Team members can remotely access virtual machines around the world through Parsec software

“It was a truly global show,” Cole said. “We bring all these international components together in one release, which we have never done on this scale before. We’re obviously very familiar with the cloud, but when you start adding all these other locations it gets all the more complicated because now you’re coordinating with people in the field halfway around the world. But it’s going pretty well.

According to Smith, the biggest challenge for multisite production was to synchronize the timing of all the different flows – both local and in the cloud – around the world. To account for this, the tech team timed each feed to a uniform time frame and then took care of it on the production side from there.

“All of the different streams that come in have been re-synchronized to some extent because the casters have to be able to get along and get along,” says Smith. “The timing of all of this is just one giant math problem that we had to solve in order to avoid any lip sync or sync issues when cutting the video. It was a huge obstacle that we had to overcome. “

Looking to the future: hope for a return to LAN events, GV AMPP on the horizon

With the 2021 OWL season soon in the rearview mirror, Activision Blizzard Esports is optimistic that in-person events will return to mainstream venues next year – hopefully fan-filled venues. With this in mind, the ABE Technology Broadcast Group seeks to integrate its now ubiquitous cloud-based workflows into on-premises events.

TD muting OWL broadcast works remotely from your home via the cloud

“Right now we’re trying to figure out what we need to do to make this all work when we come back to [in-person] indoor shows in 2022, ”says Smith. “Hawaii gives us a glimpse of what this will all look like when we return to this hybrid production model and [in-person] events.

“When we come back to on-site shows, that doesn’t mean we’re just going to kill all production in the cloud. [workflows] and return to the trucks. For us, trucks are just not profitable anymore because we can do all this production work in the cloud with a small team on site. There isn’t a world in which we’re going to go back to traditional television broadcasting; it’s just not effective for us.

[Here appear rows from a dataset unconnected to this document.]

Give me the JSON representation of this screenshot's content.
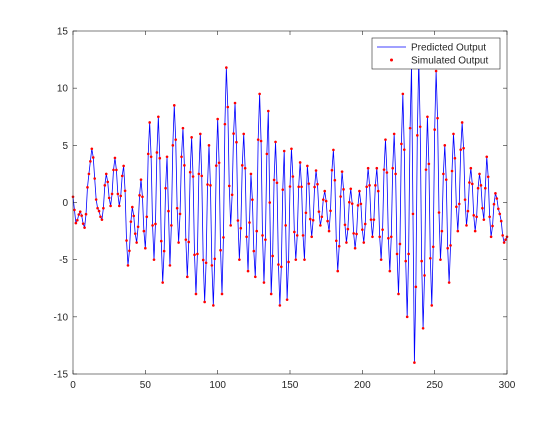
{
  "chart_data": {
    "type": "line",
    "title": "",
    "xlabel": "",
    "ylabel": "",
    "xlim": [
      0,
      300
    ],
    "ylim": [
      -15,
      15
    ],
    "x_ticks": [
      0,
      50,
      100,
      150,
      200,
      250,
      300
    ],
    "y_ticks": [
      -15,
      -10,
      -5,
      0,
      5,
      10,
      15
    ],
    "x_tick_labels": [
      "0",
      "50",
      "100",
      "150",
      "200",
      "250",
      "300"
    ],
    "y_tick_labels": [
      "-15",
      "-10",
      "-5",
      "0",
      "5",
      "10",
      "15"
    ],
    "grid": false,
    "legend_position": "top-right",
    "x_step": 1,
    "series": [
      {
        "name": "Predicted Output",
        "style": "line",
        "color": "#0000ff",
        "values": []
      },
      {
        "name": "Simulated Output",
        "style": "markers",
        "color": "#ff0000",
        "values": []
      }
    ],
    "peaks": [
      {
        "x": 0,
        "y": 0.5
      },
      {
        "x": 2,
        "y": -1.8
      },
      {
        "x": 5,
        "y": -0.8
      },
      {
        "x": 8,
        "y": -2.2
      },
      {
        "x": 11,
        "y": 2.5
      },
      {
        "x": 13,
        "y": 4.7
      },
      {
        "x": 17,
        "y": -0.5
      },
      {
        "x": 20,
        "y": -1.5
      },
      {
        "x": 23,
        "y": 2.5
      },
      {
        "x": 26,
        "y": -0.3
      },
      {
        "x": 29,
        "y": 3.9
      },
      {
        "x": 32,
        "y": -0.3
      },
      {
        "x": 35,
        "y": 3.2
      },
      {
        "x": 38,
        "y": -5.5
      },
      {
        "x": 41,
        "y": -0.4
      },
      {
        "x": 44,
        "y": -3.5
      },
      {
        "x": 47,
        "y": 2.0
      },
      {
        "x": 50,
        "y": -4.0
      },
      {
        "x": 53,
        "y": 7.0
      },
      {
        "x": 56,
        "y": -5.0
      },
      {
        "x": 59,
        "y": 7.5
      },
      {
        "x": 62,
        "y": -7.0
      },
      {
        "x": 65,
        "y": 4.0
      },
      {
        "x": 67,
        "y": -5.5
      },
      {
        "x": 70,
        "y": 8.5
      },
      {
        "x": 73,
        "y": -3.5
      },
      {
        "x": 76,
        "y": 6.5
      },
      {
        "x": 79,
        "y": -6.5
      },
      {
        "x": 82,
        "y": 5.7
      },
      {
        "x": 85,
        "y": -8.0
      },
      {
        "x": 88,
        "y": 6.0
      },
      {
        "x": 91,
        "y": -8.7
      },
      {
        "x": 94,
        "y": 5.0
      },
      {
        "x": 97,
        "y": -9.0
      },
      {
        "x": 100,
        "y": 7.3
      },
      {
        "x": 103,
        "y": -8.0
      },
      {
        "x": 106,
        "y": 11.8
      },
      {
        "x": 109,
        "y": -2.0
      },
      {
        "x": 112,
        "y": 8.7
      },
      {
        "x": 115,
        "y": -5.0
      },
      {
        "x": 118,
        "y": 6.0
      },
      {
        "x": 121,
        "y": -6.0
      },
      {
        "x": 123,
        "y": 2.5
      },
      {
        "x": 126,
        "y": -6.5
      },
      {
        "x": 129,
        "y": 9.5
      },
      {
        "x": 132,
        "y": -7.0
      },
      {
        "x": 135,
        "y": 8.0
      },
      {
        "x": 137,
        "y": -8.0
      },
      {
        "x": 140,
        "y": 5.3
      },
      {
        "x": 143,
        "y": -9.0
      },
      {
        "x": 146,
        "y": 4.5
      },
      {
        "x": 148,
        "y": -8.5
      },
      {
        "x": 151,
        "y": 4.7
      },
      {
        "x": 154,
        "y": -5.0
      },
      {
        "x": 157,
        "y": 3.5
      },
      {
        "x": 160,
        "y": -5.0
      },
      {
        "x": 162,
        "y": 3.2
      },
      {
        "x": 165,
        "y": -3.0
      },
      {
        "x": 168,
        "y": 2.8
      },
      {
        "x": 171,
        "y": -2.0
      },
      {
        "x": 174,
        "y": 1.0
      },
      {
        "x": 177,
        "y": -2.5
      },
      {
        "x": 180,
        "y": 4.6
      },
      {
        "x": 183,
        "y": -6.0
      },
      {
        "x": 186,
        "y": 2.7
      },
      {
        "x": 189,
        "y": -3.5
      },
      {
        "x": 192,
        "y": 1.2
      },
      {
        "x": 195,
        "y": -4.0
      },
      {
        "x": 198,
        "y": 1.0
      },
      {
        "x": 201,
        "y": -3.5
      },
      {
        "x": 204,
        "y": 3.0
      },
      {
        "x": 207,
        "y": -3.0
      },
      {
        "x": 210,
        "y": 3.0
      },
      {
        "x": 213,
        "y": -5.0
      },
      {
        "x": 216,
        "y": 5.5
      },
      {
        "x": 219,
        "y": -6.0
      },
      {
        "x": 222,
        "y": 6.0
      },
      {
        "x": 225,
        "y": -8.0
      },
      {
        "x": 228,
        "y": 9.5
      },
      {
        "x": 231,
        "y": -10.0
      },
      {
        "x": 234,
        "y": 12.0
      },
      {
        "x": 236,
        "y": -14.0
      },
      {
        "x": 239,
        "y": 12.5
      },
      {
        "x": 242,
        "y": -11.0
      },
      {
        "x": 245,
        "y": 7.5
      },
      {
        "x": 248,
        "y": -9.0
      },
      {
        "x": 251,
        "y": 11.5
      },
      {
        "x": 254,
        "y": -5.0
      },
      {
        "x": 257,
        "y": 5.0
      },
      {
        "x": 260,
        "y": -7.0
      },
      {
        "x": 263,
        "y": 6.0
      },
      {
        "x": 266,
        "y": -2.5
      },
      {
        "x": 269,
        "y": 7.0
      },
      {
        "x": 272,
        "y": -2.0
      },
      {
        "x": 275,
        "y": 3.0
      },
      {
        "x": 278,
        "y": -2.5
      },
      {
        "x": 281,
        "y": 2.5
      },
      {
        "x": 284,
        "y": -1.5
      },
      {
        "x": 286,
        "y": 4.0
      },
      {
        "x": 289,
        "y": -3.0
      },
      {
        "x": 292,
        "y": 0.8
      },
      {
        "x": 295,
        "y": -1.0
      },
      {
        "x": 298,
        "y": -3.5
      },
      {
        "x": 300,
        "y": -3.0
      }
    ]
  }
}
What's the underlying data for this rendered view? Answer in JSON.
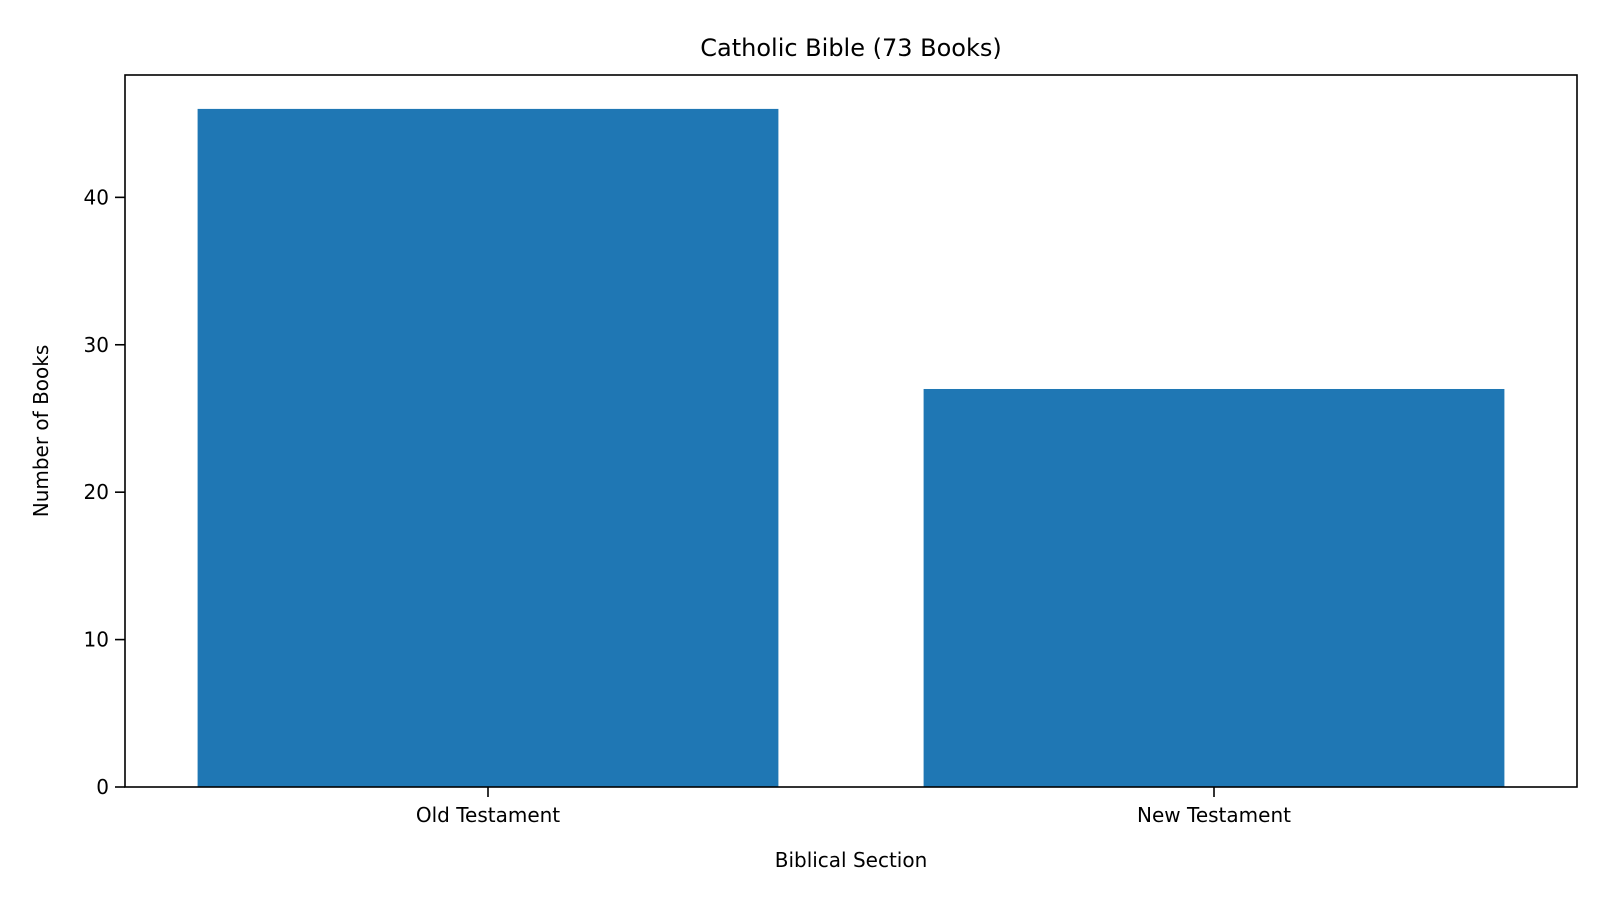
{
  "chart_data": {
    "type": "bar",
    "title": "Catholic Bible (73 Books)",
    "xlabel": "Biblical Section",
    "ylabel": "Number of Books",
    "categories": [
      "Old Testament",
      "New Testament"
    ],
    "values": [
      46,
      27
    ],
    "ylim": [
      0,
      48.3
    ],
    "yticks": [
      0,
      10,
      20,
      30,
      40
    ],
    "grid": false,
    "colors": {
      "bar": "#1f77b4",
      "axis": "#000000",
      "background": "#ffffff"
    }
  }
}
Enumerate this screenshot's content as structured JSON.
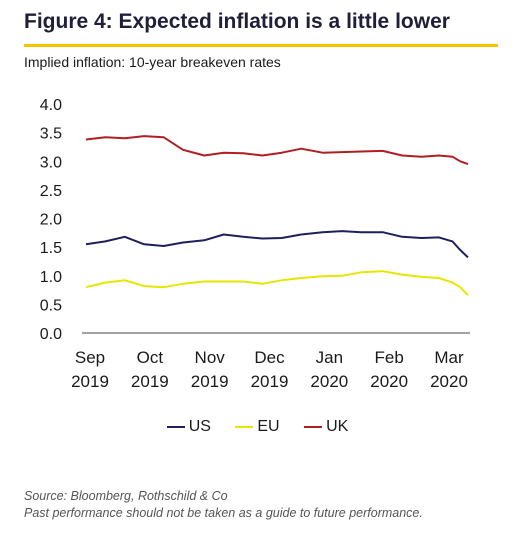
{
  "title": "Figure 4: Expected inflation is a little lower",
  "subtitle": "Implied inflation: 10-year breakeven rates",
  "footer": {
    "source": "Source: Bloomberg, Rothschild & Co",
    "disclaimer": "Past performance should not be taken as a guide to future performance."
  },
  "chart_data": {
    "type": "line",
    "title": "Figure 4: Expected inflation is a little lower",
    "subtitle": "Implied inflation: 10-year breakeven rates",
    "xlabel": "",
    "ylabel": "",
    "ylim": [
      0,
      4
    ],
    "yticks": [
      "0.0",
      "0.5",
      "1.0",
      "1.5",
      "2.0",
      "2.5",
      "3.0",
      "3.5",
      "4.0"
    ],
    "grid": false,
    "legend_position": "bottom",
    "x_tick_labels": [
      {
        "month": "Sep",
        "year": "2019"
      },
      {
        "month": "Oct",
        "year": "2019"
      },
      {
        "month": "Nov",
        "year": "2019"
      },
      {
        "month": "Dec",
        "year": "2019"
      },
      {
        "month": "Jan",
        "year": "2020"
      },
      {
        "month": "Feb",
        "year": "2020"
      },
      {
        "month": "Mar",
        "year": "2020"
      }
    ],
    "x": [
      "2019-09-01",
      "2019-09-11",
      "2019-09-21",
      "2019-10-01",
      "2019-10-11",
      "2019-10-21",
      "2019-11-01",
      "2019-11-11",
      "2019-11-21",
      "2019-12-01",
      "2019-12-11",
      "2019-12-21",
      "2020-01-01",
      "2020-01-11",
      "2020-01-21",
      "2020-02-01",
      "2020-02-11",
      "2020-02-21",
      "2020-03-01",
      "2020-03-08",
      "2020-03-12",
      "2020-03-16"
    ],
    "series": [
      {
        "name": "US",
        "color": "#1f1f5c",
        "values": [
          1.55,
          1.6,
          1.68,
          1.55,
          1.52,
          1.58,
          1.62,
          1.72,
          1.68,
          1.65,
          1.66,
          1.72,
          1.76,
          1.78,
          1.76,
          1.76,
          1.68,
          1.66,
          1.67,
          1.6,
          1.45,
          1.32
        ]
      },
      {
        "name": "EU",
        "color": "#e6e600",
        "values": [
          0.8,
          0.88,
          0.92,
          0.82,
          0.8,
          0.86,
          0.9,
          0.9,
          0.9,
          0.86,
          0.92,
          0.96,
          0.99,
          1.0,
          1.06,
          1.08,
          1.02,
          0.98,
          0.96,
          0.88,
          0.8,
          0.66
        ]
      },
      {
        "name": "UK",
        "color": "#b01e23",
        "values": [
          3.38,
          3.42,
          3.4,
          3.44,
          3.42,
          3.2,
          3.1,
          3.15,
          3.14,
          3.1,
          3.15,
          3.22,
          3.15,
          3.16,
          3.17,
          3.18,
          3.1,
          3.08,
          3.1,
          3.08,
          3.0,
          2.95
        ]
      }
    ]
  }
}
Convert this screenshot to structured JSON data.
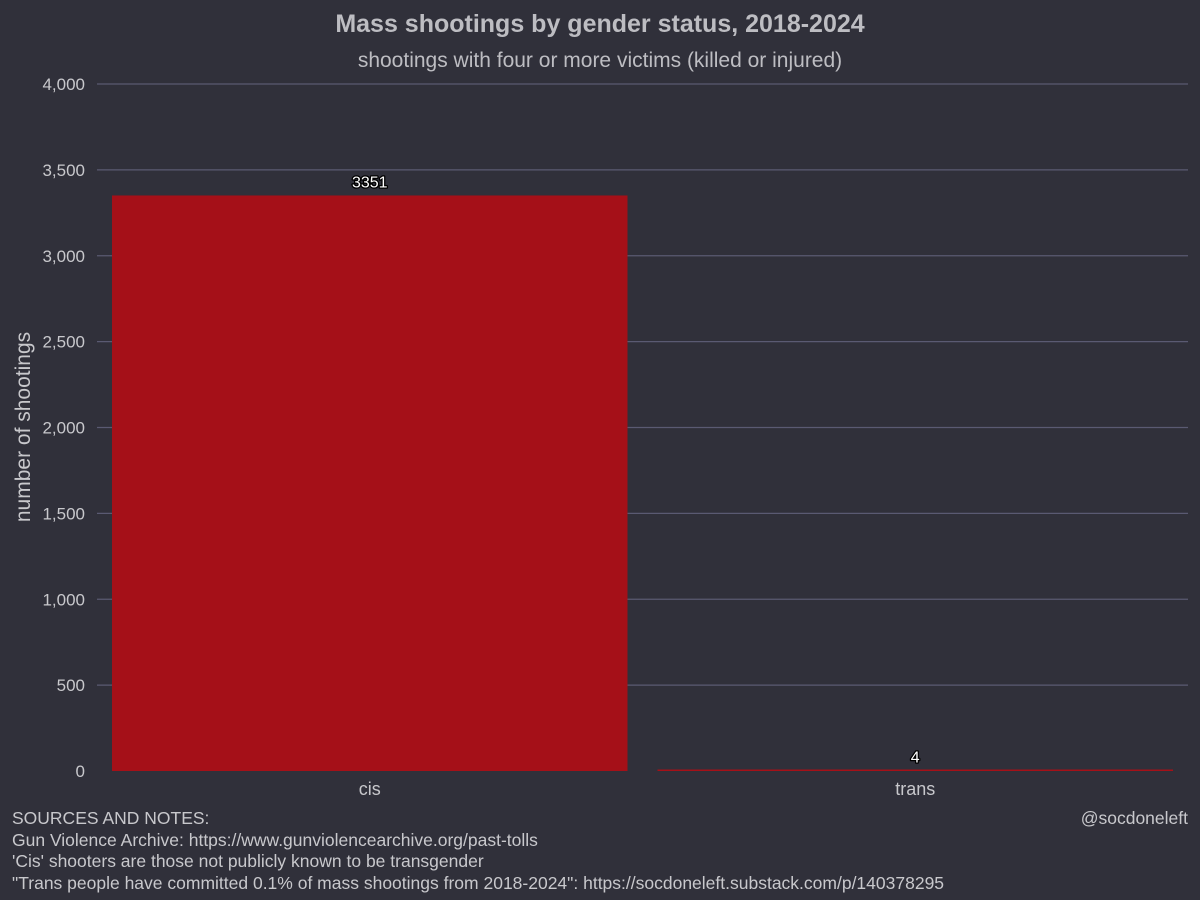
{
  "chart_data": {
    "type": "bar",
    "title": "Mass shootings by gender status, 2018-2024",
    "subtitle": "shootings with four or more victims (killed or injured)",
    "xlabel": "",
    "ylabel": "number of shootings",
    "categories": [
      "cis",
      "trans"
    ],
    "values": [
      3351,
      4
    ],
    "data_labels": [
      "3351",
      "4"
    ],
    "ylim": [
      0,
      4000
    ],
    "yticks": [
      0,
      500,
      1000,
      1500,
      2000,
      2500,
      3000,
      3500,
      4000
    ],
    "ytick_labels": [
      "0",
      "500",
      "1,000",
      "1,500",
      "2,000",
      "2,500",
      "3,000",
      "3,500",
      "4,000"
    ],
    "grid": true,
    "legend": "none"
  },
  "colors": {
    "background": "#30303a",
    "bar": "#a51018",
    "grid": "#5a5a72",
    "text": "#c8c8cc",
    "title": "#bdbdc2"
  },
  "notes": {
    "heading": "SOURCES AND NOTES:",
    "lines": [
      "Gun Violence Archive: https://www.gunviolencearchive.org/past-tolls",
      "'Cis' shooters are those not publicly known to be transgender",
      "\"Trans people have committed 0.1% of mass shootings from 2018-2024\": https://socdoneleft.substack.com/p/140378295"
    ]
  },
  "credit": "@socdoneleft"
}
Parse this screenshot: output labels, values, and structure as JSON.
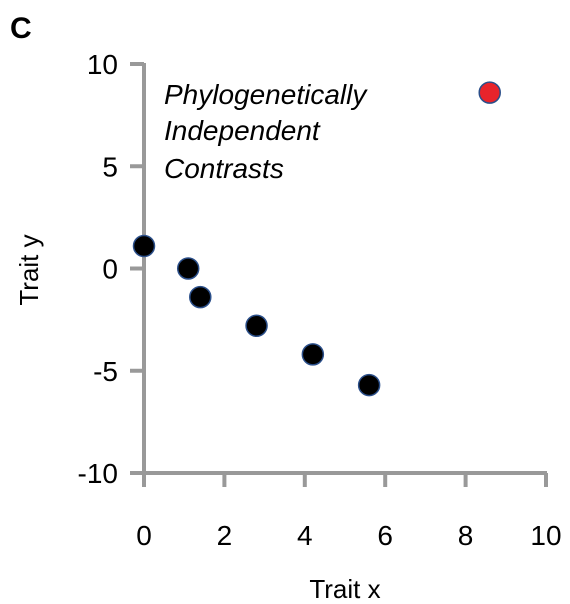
{
  "panel_label": "C",
  "chart_data": {
    "type": "scatter",
    "title": "",
    "xlabel": "Trait x",
    "ylabel": "Trait y",
    "xlim": [
      0,
      10
    ],
    "ylim": [
      -10,
      10
    ],
    "x_ticks": [
      "0",
      "2",
      "4",
      "6",
      "8",
      "10"
    ],
    "y_ticks": [
      "10",
      "5",
      "0",
      "-5",
      "-10"
    ],
    "annotation": [
      "Phylogenetically",
      "Independent",
      "Contrasts"
    ],
    "grid": false,
    "axis_color": "#999999",
    "point_color": "#000000",
    "point_stroke": "#2b4f8a",
    "highlight_color": "#e8242b",
    "points": [
      {
        "x": 0.0,
        "y": 1.1,
        "highlight": false
      },
      {
        "x": 1.1,
        "y": 0.0,
        "highlight": false
      },
      {
        "x": 1.4,
        "y": -1.4,
        "highlight": false
      },
      {
        "x": 2.8,
        "y": -2.8,
        "highlight": false
      },
      {
        "x": 4.2,
        "y": -4.2,
        "highlight": false
      },
      {
        "x": 5.6,
        "y": -5.7,
        "highlight": false
      },
      {
        "x": 8.6,
        "y": 8.6,
        "highlight": true
      }
    ]
  }
}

The observers – as well as the majority of the crew – continue to work remotely from their homes.

Smith adds that the team is currently working with Grass Valley to enhance the cloud-based GV AMPP (Agile Media Processing Platform) SaaS production solution and leverage it for OWL and Call of Duty League productions in 2022.

Cole notes that the agility offered by the cloud opens up a whole new range of possibilities: “The nature of the cloud has allowed us to be very agile with our workflows. When you think about it, all we need for a show are a few small-scale switches, cameras, and lots of PCs. Everything else is in the cloud. It gave us a vision for the future where we can certainly make things happen in no time.

“During the pandemic,” he continues, we basically said there was no challenge we couldn’t meet. Whatever the challenge, we’ll find a way to solve it.